7,000,000,000
World’s population projected to be 7 billion by Halloween
Um, that’s a lot of people
The world’s (human) population is expected to hit 7 billion by Oct. 31 of this year, according to the United Nations Population Fund (see www.unfpa.org/public/home/
news/pid/7597).
In honor of that questionable feat, Grist.org’s Lisa Hymas assembled a list of “numbers behind the numbers.”
Did you know, for instance, that it took 50,000 years for the Earth’s population to grow to 1 billion (in 1800), but only 12 years to add the most recent billion (by 2011) and another estimated dozen years to add the next billion?
How about this one: According to the U.N.’s “medium projection,” the world is likely to be home to 9.3 billion people by 2050.
Here’s another: By 2100, there could be as many as 15.8 billion folks on the planet if fertility rates do not go down as projected (this is the U.N.’s “high projection”).
Hymas notes that “227,252 people are added to the planet every day,” which translates to an additional 82,946,980 per year.
Increased population equals increased problems: Sixty percent of key ecosystem services (air and water purification, etc.) have been “degraded or used unsustainably by humans over the last 50 years,” Hymas writes, and the percentage of existing species expected to be pushed to extinction by human-induced climate change by 2050 is 15 percent to 37 percent.
A few more tidbits: With just more than 312 million inhabitants—4.5 percent of the world’s population—the United States is the world’s third most populated country, yet we create 18 percent of the world’s fossil-fuel-burning CO2 emissions and are ranked No. 1 in the world as far as energy consumption is concerned.
(Go to http://tinyurl.com/hymas7bill for the complete list.)
“A world of 7 billion is both a challenge and an opportunity,” Dr. Babatunde Osotimehin, the UN Population Fund’s executive director, is quoted as saying. “Globally, people are living longer, healthier lives and choosing to have smaller families. But reducing inequities and finding ways to ensure the well-being of people alive today—as well as the generations that follow—will require new ways of thinking and unprecedented global cooperation.”

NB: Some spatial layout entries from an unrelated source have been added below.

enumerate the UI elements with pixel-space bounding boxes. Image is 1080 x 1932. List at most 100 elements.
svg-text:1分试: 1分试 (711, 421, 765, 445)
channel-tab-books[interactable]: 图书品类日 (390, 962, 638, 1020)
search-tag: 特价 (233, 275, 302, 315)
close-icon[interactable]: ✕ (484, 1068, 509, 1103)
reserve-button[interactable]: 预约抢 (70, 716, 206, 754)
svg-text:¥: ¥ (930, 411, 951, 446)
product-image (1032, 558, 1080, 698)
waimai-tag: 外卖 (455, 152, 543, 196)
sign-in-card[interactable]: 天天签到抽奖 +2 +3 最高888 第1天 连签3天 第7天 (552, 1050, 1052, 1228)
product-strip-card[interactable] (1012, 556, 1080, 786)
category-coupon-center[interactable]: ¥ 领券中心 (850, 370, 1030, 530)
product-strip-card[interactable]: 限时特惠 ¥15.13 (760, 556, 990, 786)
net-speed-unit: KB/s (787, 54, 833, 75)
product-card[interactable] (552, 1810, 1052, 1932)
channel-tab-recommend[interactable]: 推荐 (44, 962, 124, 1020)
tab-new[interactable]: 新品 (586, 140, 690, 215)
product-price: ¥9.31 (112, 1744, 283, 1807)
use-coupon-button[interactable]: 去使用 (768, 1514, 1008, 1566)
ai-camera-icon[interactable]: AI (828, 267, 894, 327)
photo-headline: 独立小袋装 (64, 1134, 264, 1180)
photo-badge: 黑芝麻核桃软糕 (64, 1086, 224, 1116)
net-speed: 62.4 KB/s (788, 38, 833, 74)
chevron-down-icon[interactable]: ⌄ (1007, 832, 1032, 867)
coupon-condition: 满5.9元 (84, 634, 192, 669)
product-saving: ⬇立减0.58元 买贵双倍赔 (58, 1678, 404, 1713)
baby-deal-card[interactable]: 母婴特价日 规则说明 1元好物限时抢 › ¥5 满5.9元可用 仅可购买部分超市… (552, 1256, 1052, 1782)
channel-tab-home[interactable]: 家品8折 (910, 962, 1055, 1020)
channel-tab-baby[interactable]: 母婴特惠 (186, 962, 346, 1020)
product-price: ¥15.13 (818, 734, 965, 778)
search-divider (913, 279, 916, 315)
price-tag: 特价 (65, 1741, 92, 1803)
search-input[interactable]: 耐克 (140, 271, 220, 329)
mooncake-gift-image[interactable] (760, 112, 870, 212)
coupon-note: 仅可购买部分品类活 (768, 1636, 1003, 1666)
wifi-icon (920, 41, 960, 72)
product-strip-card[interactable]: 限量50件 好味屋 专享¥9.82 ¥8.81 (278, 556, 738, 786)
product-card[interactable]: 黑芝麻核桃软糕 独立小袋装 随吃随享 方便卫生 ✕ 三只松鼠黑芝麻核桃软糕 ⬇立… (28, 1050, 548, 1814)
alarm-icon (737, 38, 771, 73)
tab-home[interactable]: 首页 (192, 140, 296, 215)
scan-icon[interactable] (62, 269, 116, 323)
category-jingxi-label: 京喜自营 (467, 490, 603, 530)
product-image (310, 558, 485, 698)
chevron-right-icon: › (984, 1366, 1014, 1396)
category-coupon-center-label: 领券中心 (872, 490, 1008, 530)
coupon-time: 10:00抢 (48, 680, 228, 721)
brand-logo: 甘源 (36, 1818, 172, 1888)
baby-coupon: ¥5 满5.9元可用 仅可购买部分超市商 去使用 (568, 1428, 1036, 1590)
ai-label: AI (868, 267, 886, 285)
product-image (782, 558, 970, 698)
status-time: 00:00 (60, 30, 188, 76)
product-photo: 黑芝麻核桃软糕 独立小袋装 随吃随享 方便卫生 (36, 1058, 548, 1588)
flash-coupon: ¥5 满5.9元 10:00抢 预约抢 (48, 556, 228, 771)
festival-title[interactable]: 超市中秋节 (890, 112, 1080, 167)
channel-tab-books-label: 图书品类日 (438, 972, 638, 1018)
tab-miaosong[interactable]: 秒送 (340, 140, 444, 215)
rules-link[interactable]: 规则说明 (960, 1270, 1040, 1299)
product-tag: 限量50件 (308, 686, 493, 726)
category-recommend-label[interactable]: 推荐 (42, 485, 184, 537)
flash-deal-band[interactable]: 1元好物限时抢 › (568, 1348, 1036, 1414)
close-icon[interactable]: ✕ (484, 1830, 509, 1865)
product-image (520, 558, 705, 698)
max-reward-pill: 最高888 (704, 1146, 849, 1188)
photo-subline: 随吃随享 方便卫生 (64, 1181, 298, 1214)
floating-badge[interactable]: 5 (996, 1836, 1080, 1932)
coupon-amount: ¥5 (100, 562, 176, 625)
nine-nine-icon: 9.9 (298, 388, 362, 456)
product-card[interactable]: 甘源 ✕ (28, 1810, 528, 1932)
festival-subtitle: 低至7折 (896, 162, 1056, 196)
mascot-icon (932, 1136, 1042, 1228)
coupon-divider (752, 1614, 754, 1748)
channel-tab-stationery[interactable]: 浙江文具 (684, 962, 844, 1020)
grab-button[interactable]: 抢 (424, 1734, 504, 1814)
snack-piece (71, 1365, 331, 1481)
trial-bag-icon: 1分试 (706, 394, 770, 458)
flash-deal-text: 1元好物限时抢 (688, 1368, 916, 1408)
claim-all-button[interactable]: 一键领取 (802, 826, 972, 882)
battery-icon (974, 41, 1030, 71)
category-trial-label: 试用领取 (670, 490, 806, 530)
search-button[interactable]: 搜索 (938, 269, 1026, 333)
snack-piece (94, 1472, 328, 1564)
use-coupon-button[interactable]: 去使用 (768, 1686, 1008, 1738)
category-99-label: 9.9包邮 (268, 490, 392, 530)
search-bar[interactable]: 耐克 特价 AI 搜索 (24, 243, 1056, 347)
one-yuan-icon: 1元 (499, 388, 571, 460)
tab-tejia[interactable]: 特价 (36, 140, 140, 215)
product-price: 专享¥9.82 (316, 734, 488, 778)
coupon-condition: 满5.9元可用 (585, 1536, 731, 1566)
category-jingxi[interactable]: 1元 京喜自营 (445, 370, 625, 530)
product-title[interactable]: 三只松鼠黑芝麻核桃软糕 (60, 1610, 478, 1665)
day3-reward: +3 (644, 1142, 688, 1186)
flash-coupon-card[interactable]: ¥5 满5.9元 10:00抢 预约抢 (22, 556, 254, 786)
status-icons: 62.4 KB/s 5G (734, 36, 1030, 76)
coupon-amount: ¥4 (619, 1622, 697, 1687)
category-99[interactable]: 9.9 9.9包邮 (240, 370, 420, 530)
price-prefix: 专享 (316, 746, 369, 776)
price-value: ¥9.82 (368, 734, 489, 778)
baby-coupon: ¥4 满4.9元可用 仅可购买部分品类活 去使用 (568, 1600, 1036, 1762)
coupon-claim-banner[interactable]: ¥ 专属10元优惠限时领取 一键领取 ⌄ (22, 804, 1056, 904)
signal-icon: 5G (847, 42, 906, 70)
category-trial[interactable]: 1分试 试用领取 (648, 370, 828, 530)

Overpopulation is “the condition of having a population so dense as to cause environmental deterioration, an impaired quality of life, or a population crash,” according to Merriam-Webster’s online dictionary.
What does the future hold? And what can we do now to ensure the best possible outcome?
Build community
The last in a series of four 9/11-related lectures sponsored by Chico State’s Peace Institute takes place Sept. 30 at 7 p.m. in the university’s Rowland-Taylor Recital Hall (PAC 134). Titled “Building Community Post 9/11: How the Aftermath Affects Our Community,” the event will feature a panel discussion, small-group discussions and a large-group brainstorming session. Panelists will be Dr. Tim Roy, physician at the local Veterans’ Clinic (and a retired U.S. Army lieutenant colonel); Ali Sarsour (pictured), former president of the Chico Area Interfaith Council and a Palestinian by birth; local attorney and ACLU Chico Chapter co-founder Leslie Johnson; Chico City Councilman and former Mayor Andy Holcombe; and Brad Montgomery, director of the Torres Community Shelter. Free and open to the public, but tax-deductible donations to the Peace Institute will be accepted.